Phase 4 — Live Research

  1. Small capital deployment
  2. Conservative venue set
  3. Daily audit review
  4. Promote only signed models
  5. Continuous regime monitoring

Minimal Example Configuration

neural_trader:
  symbol_universe:
    - ES
    - NQ
    - CL

  ingest:
    venue_clock_tolerance_ns: 500000
    reorder_buffer_events: 2048

  graph:
    max_local_levels_per_side: 32
    max_orders_per_window: 5000
    neighborhood_hops: 2

  embeddings:
    dim: 256
    quantized_dim: 256
    similarity_metric: cosine

  memory:
    stage_a:
      count_min_width: 4096
      count_min_depth: 4
      topk: 256
    stage_b:
      reservoir_size: 50000
      min_uncertainty: 0.18
      min_realized_impact_bp: 1.5

  coherence:
    mincut_floor_by_regime:
      calm: 12
      normal: 9
      volatile: 6
    cusum_threshold: 4.5
    boundary_stability_windows: 8

  policy:
    max_notional_usd: 250000
    max_symbol_notional_usd: 50000
    max_order_rate_per_sec: 10
    max_cancel_rate_per_sec: 15
    max_slippage_bp: 2.0
    require_verified_token: true

  learning:
    online_mode: bounded
    allow_calibration_updates: true
    allow_memory_write: true
    allow_weight_updates: false

  retention:
    hot_window_hours: 4
    warm_retention_days: 30
    cold_archive_days: 365
    partition_interval_ns: 3600000000000  # 1 hour per partition
    vacuum_schedule_cron: "0 */6 * * *"

Decision Summary

Neural Trader will be built as a RuVector-native dynamic market graph system where vectors, graphs, temporal learning, and dynamic mincut work together as one bounded intelligence loop.

The core principle is simple:

Do not trust prediction alone. Trust prediction only when the surrounding market structure is coherent enough to justify learning, remembering, or acting.

That gives us a trader that is not just neural, but structurally self-aware.

Implementation Priority

Best immediate path is three crates first:

  1. neural-trader-core — ingest, canonical types, event schema
  2. neural-trader-coherence — mincut gating, coherence decisions
  3. neural-trader-replay — witnessable segments, RVF integration

That gets ingest, witnessable segments, and mincut gating working before the full model stack is finalized.

Stretch option: Adding a Mincut Gated Transformer head for early exit and sparse compute during regime instability.
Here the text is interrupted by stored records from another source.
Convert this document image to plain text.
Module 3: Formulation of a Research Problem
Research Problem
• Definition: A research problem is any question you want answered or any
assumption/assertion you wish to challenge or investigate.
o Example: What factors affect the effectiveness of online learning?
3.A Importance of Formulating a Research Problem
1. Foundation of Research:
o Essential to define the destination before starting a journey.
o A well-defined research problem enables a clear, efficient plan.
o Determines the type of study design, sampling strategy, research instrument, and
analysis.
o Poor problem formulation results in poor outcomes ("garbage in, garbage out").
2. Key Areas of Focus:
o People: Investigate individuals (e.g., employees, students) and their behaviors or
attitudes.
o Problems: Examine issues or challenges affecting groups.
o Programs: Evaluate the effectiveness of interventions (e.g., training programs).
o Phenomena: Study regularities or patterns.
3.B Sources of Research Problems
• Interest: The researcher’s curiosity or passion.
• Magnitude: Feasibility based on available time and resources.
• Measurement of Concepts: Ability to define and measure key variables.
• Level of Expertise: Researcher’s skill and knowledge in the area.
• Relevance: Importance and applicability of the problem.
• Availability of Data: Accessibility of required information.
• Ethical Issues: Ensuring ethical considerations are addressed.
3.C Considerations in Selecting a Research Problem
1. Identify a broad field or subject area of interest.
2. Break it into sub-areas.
Frontier option: Deploying the coherence gate as a tiny deterministic kernel on Cognitum-style edge nodes or WASM workers so action permission stays cheap, bounded, and independently attestable.

Benchmark test: On replay, the coherence-gated model should beat a tensor-only baseline on slippage-adjusted PnL while reducing unstable memory writes and false actuation during regime shifts.